"Parenthood" is like a retelling of "Sex and the City"; we have four protagonists, and they oppose one another in reliable ways. Two are feckless; these two are the Samantha and Carrie forces, Dax Shepard and Lauren Graham. The other two are fairly conservative; these two would be Miranda and Charlotte, Peter Krause and Erika Christensen.
The feckless siblings are not always in committed partnerships; the conservative siblings are very much married, and married, and married.
Generally, in an hour, two siblings get "heavy lifting" storylines, and the other two get "comic relief" plots. Sometimes, the comic relief is an indirect comment on the heavy lifting storyline. For example, as Erika Christensen struggles with the weighty news that her child will need to "move backwards" in elementary school, Dax Shepard has a lighter script about learning to endorse his son's love of ballet.
Emily Nussbaum called the series one of two "final" high-quality series in the history of network TV. (The other notable swan song was "The Good Wife.") The scriptwriters' tics are irritating and predictable: an overreliance on improvisation, a sentimental insistence that people behave in a consistently "legible," not-very-mysterious manner, an absurd fondness for faux-poignant background music. But it's possible to look past all of this (I think?).
What I like is the showrunner's interest in "systems." This is the thing that makes Jason Katims special. He has this strange forensic approach to miscommunication. For example, in Season Five, Erika Christensen's marriage is in trouble. EC has entered into an emotional affair. Her spouse is spending too much time at work. There is possibly some financial strain; there is only one income for the household. Also, EC is having an existential crisis because she misses the office and because her daughter is a pill.

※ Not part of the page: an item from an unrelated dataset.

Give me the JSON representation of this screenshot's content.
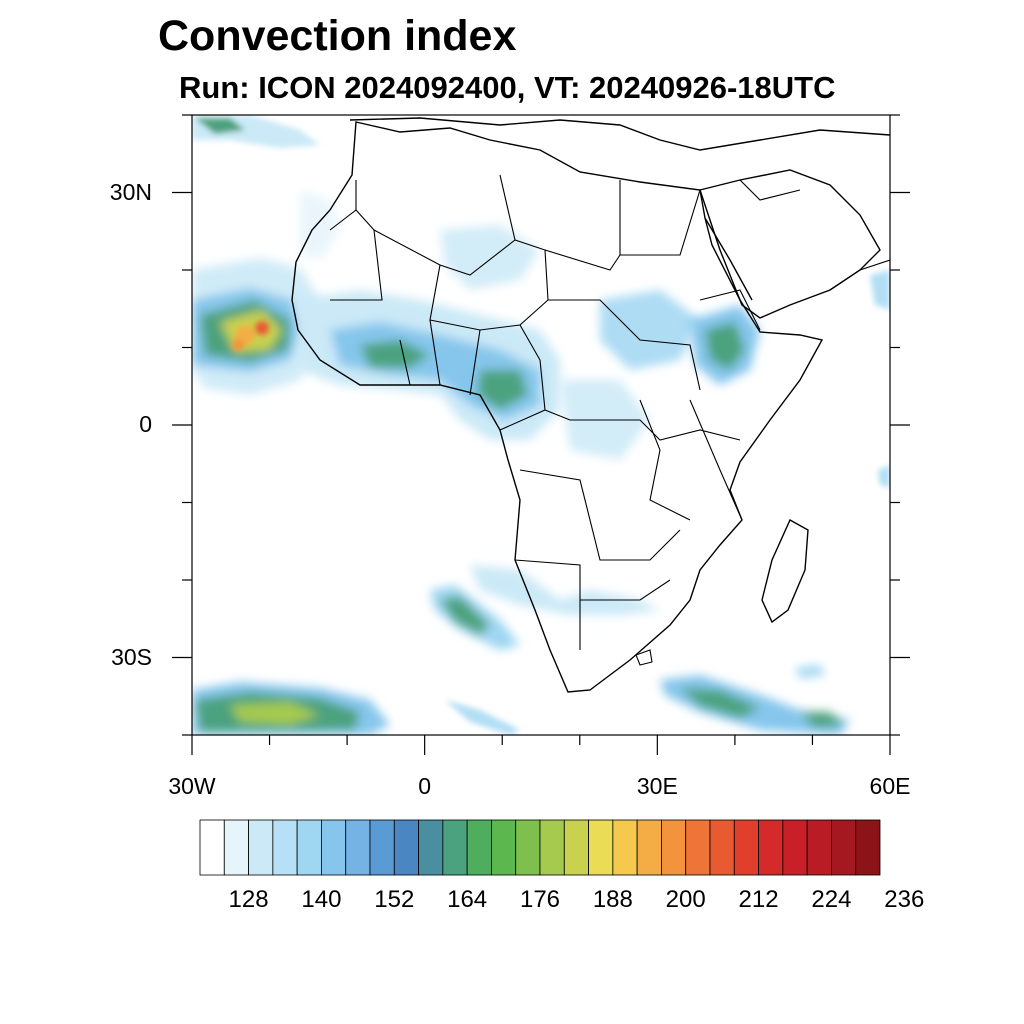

This is the context for an issue that shouldn't be catastrophic; the issue is that the older child will need to repeat several months of school. But EC is at a breaking point; she needs to gather information before the information is fully, formally available. She corners a teacher at an after-school event and pressures the teacher into spilling various beans. When her husband learns of this maneuver, he snaps. So the tension with the school becomes a referendum on a marriage; Mr. EC cannot tolerate the fact that EC has made certain unilateral moves (and EC, trapped in her own head, hasn't even anticipated that these moves might be seen as problematic).
Philip Roth said a writer's job is to take a mess and just make it messier and messier and messier--as the pages pile up. At its best, "Parenthood" follows this commandment.
It's worth a rental for Erika Christensen--who doesn't have the career she ought to have.